Вернувшись от родственников, Вероника увлеклась психологией и подолгу проводила время в сети, изучая предмет. Несколько раз в неделю она облачалась в бесформенную толстовку с широким капюшоном, такого же формата просторные джинсы, и, спрятав светлые густые волосы под серой невзрачной бейсболкой, появлялась в том самом парке из её далёкой прежней жизни. Она вставала, прислонившись к дереву, и молчаливо наблюдала за царившей вокруг суетой, пытаясь выхватить где-нибудь за таким же деревом, в тени, худощавую сгорбленную фигуру с жадными бегающими глазами, жидкими русыми волосёнками, выжидающую очередную для себя молоденькую «чику».

Он придёт, непременно когда-нибудь придёт…

Однажды её посетила простая, а потому, как оказалось, гениальная идея.

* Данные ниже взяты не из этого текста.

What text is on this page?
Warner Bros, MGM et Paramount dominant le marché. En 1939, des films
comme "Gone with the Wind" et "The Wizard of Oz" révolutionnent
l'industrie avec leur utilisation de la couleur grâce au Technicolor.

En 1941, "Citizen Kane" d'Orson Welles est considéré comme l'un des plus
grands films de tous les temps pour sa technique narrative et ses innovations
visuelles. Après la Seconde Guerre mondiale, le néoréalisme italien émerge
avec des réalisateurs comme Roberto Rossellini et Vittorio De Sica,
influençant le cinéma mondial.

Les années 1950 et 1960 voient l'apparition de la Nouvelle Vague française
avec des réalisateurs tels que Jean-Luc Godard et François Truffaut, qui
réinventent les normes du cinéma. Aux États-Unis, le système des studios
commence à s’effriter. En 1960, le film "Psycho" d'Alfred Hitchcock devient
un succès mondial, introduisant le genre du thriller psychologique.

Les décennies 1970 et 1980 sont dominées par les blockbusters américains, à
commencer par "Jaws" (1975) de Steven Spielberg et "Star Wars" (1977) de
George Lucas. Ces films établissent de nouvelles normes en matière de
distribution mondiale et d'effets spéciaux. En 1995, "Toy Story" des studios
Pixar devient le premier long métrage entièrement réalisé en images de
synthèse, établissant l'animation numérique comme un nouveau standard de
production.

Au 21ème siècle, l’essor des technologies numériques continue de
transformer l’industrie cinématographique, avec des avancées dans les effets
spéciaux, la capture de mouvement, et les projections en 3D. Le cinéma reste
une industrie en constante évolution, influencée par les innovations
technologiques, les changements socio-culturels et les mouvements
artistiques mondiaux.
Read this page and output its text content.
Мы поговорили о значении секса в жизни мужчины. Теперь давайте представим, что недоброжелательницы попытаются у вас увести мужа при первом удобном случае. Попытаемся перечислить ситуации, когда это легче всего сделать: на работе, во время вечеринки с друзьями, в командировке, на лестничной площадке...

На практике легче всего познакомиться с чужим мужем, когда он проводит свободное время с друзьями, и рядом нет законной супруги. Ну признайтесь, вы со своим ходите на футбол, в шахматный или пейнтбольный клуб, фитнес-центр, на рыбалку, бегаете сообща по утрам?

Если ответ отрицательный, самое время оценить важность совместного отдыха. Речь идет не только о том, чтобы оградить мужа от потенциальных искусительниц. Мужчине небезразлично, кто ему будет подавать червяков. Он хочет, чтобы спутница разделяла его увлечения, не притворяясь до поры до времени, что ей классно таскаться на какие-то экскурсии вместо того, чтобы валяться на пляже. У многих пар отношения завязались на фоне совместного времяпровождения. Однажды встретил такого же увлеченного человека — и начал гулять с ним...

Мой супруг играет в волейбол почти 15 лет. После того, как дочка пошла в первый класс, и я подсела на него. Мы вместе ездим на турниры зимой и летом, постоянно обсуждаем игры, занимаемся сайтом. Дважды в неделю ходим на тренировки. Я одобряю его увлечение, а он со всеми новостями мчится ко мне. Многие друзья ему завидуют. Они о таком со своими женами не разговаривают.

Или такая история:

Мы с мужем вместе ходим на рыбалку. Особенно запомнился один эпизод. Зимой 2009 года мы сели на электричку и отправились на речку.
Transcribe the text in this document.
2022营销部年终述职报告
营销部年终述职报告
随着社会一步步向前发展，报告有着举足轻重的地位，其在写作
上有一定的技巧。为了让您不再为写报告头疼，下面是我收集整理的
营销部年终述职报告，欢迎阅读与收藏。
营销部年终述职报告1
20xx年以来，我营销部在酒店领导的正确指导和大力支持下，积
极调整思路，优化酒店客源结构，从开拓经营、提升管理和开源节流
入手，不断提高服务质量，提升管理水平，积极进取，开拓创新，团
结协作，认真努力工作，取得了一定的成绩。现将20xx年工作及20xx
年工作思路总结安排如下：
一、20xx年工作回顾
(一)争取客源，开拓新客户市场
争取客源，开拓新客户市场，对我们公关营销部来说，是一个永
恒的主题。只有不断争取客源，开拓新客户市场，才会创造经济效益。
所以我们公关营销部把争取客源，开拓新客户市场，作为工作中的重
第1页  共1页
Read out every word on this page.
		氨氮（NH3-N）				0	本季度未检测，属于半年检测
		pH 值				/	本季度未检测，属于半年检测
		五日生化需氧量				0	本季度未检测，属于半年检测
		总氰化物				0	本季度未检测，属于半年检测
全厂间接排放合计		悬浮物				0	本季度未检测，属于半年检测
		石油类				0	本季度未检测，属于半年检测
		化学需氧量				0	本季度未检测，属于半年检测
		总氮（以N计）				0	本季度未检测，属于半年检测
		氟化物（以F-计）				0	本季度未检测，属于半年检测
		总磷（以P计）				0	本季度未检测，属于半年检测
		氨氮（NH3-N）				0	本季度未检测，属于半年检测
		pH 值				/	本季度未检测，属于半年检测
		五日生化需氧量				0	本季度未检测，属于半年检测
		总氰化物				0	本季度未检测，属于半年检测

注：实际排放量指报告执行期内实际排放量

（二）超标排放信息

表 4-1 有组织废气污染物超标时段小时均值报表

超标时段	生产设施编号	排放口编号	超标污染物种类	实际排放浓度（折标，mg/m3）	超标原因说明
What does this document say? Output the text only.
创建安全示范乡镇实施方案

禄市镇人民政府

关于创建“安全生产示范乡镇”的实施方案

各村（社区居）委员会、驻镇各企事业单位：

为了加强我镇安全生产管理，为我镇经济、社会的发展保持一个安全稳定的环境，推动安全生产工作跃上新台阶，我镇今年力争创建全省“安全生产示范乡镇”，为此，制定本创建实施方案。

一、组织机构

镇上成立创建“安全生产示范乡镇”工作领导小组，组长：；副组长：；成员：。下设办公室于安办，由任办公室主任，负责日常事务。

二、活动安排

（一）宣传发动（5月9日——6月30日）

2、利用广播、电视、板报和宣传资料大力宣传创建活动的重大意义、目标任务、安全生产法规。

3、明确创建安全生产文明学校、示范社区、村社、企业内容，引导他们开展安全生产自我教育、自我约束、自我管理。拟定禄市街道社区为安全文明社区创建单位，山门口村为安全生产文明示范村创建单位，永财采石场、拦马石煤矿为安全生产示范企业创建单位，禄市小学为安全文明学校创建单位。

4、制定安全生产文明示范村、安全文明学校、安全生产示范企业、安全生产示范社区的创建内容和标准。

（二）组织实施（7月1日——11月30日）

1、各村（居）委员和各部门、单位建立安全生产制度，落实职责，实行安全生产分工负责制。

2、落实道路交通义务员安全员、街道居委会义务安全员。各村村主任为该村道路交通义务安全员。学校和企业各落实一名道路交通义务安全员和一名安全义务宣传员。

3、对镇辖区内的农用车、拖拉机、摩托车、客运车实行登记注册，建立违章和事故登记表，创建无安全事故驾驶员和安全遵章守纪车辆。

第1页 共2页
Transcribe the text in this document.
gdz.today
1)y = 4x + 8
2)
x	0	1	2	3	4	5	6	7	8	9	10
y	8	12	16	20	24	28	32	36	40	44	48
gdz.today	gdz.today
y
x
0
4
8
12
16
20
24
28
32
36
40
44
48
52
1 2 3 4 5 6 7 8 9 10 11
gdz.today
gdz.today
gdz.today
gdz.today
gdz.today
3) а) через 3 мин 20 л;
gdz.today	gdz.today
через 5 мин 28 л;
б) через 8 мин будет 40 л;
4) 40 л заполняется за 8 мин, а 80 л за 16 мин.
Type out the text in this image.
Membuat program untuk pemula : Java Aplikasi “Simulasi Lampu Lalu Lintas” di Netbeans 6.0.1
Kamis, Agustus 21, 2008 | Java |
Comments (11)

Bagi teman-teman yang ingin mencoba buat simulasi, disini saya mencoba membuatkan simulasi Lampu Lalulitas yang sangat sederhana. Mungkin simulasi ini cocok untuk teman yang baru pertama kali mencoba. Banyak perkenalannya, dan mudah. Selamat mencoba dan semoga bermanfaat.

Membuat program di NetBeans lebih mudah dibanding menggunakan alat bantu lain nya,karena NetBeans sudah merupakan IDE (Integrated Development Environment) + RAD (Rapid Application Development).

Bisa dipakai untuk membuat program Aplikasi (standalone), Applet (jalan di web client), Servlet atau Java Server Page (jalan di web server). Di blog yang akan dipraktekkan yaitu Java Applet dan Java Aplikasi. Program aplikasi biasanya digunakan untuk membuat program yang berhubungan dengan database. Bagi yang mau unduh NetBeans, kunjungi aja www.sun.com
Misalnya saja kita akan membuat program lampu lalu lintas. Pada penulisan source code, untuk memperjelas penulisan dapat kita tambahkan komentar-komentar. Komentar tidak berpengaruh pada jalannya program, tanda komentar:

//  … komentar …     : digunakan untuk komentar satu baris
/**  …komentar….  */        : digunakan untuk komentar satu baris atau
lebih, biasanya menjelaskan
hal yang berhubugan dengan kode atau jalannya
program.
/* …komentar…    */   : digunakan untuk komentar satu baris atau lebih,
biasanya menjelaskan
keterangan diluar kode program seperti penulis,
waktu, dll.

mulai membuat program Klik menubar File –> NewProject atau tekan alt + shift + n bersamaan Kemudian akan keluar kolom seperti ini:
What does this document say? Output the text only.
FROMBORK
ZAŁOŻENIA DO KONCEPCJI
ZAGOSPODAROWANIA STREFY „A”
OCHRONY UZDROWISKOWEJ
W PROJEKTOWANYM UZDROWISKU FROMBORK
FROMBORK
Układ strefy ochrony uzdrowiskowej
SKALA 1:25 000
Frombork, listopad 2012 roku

Найдя в интернете адрес местной полиции, она, накинув свой «сторожевой» прикид, заявилась прямо к дежурному:

– Здравствуйте, подскажите, что делать в случаях, если за тобой следит педофил?

Сидевший за стеклом офицер выпятил нижнюю губу и поставленным голосом спросил:

– Тебе сколько лет?

– Пятнадцать.

– И что, прямо следит за тобой? Ты его разглядела?

– Немного разглядела. Я собачку выгуливаю утром и вечером, возле парка, так вот: он встаёт за деревом и подглядывает.

Дежурный обратился к кому-то в глубине помещения:

– Егор, слышишь? Опять по парку… У тебя талмуд здесь? А, вижу, вот он, – затем к Веронике: – Зайди сюда, я покажу тебе фотки – сможешь узнать этого пида… педофила?

Он нажал на какую-то кнопочку, и дверь в «дежурку» сбоку приоткрылась, Вероника прошла через пропускную «вертушку» внутрь.

– Вот, присядь тут, полистай, посмотри, только внимательно, и если узнаешь кого-то – скажи. И вспомни точно – когда, где и в какое время его видела.

Вероника кивнула, присела на жёсткую деревянную скамью со спинкой и открыла затёртый на углах альбомчик. Изнутри на неё глянули люди. Разные люди с разными глазами, формой губ, глаз, носа… Она медленно переворачивала пластиковые страницы, словно вчитываясь в каждое лицо, ожидая увидеть того, кого искала.

Он оказался на восьмом развороте.

Конечно, она не могла знать эти впалые глазницы, затравленный исподлобья взгляд, жидкие брови и волосы – в привычном понимании глагола «узнавать», потому что она никогда его толком-то и не видела, но в толковании «интуитивно знать наверняка, что это он» – ответ положительный. Украдкой кинув взгляд на милиционеров, один из которых отвечал что-то кому-то по телефону, а другой был занят с какими-то документами, Вероника потихоньку вынула из пластикового кармашка снимок и посмотрела на его обратную сторону.

Там стояли только цифры с ничего не значащими для неё буквами. В общем-то, было бы верхом самонадеянности полагать, что на обороте для неё напишут его фамилию и адрес проживания с кодом домофона – и то удача, что гад действительно где-то тут обитает, и про него знают в органах. Только ей-то этого было недостаточно.

Но это был он.

Решение пришло в голову мгновенно.

Она вложила снимок обратно на место, затем приложила обе руки к губам и легонько ахнула:

– Ой, смотрите, а чего это тут наш дядя Паша делает?

Тот, что сидел над документами, поднял на неё глаза:

– Какой дядя Паша?

– Да вот, дядя Паша. Вроде бы. Живет в доме по соседству. Только он с бородкой такой…

Полицейский подошёл, вынул фото, посмотрел на шифр. Сверил его с какими-то своими записями и ответил:

– Это не дядя Паша.

– Да точно вам говорю, товарищ офицер, это дядя Паша, он в университете лекции читает.

– Девочка, ты ошибаешься. Это не дядя Паша.

Вероника не сдавалась:

– Неужели так загримировался? Он что, тоже…? – она в мнимом ужасе выпучила глаза.

– Не знаю про дядю Пашу. Успокойся, тут на фото – совсем другой гражданин: Николай Николаевич Щебельский, он же Щебень. Точно тебе говорю, что ни в каком универе лекции он не читает, – и криво усмехнулся.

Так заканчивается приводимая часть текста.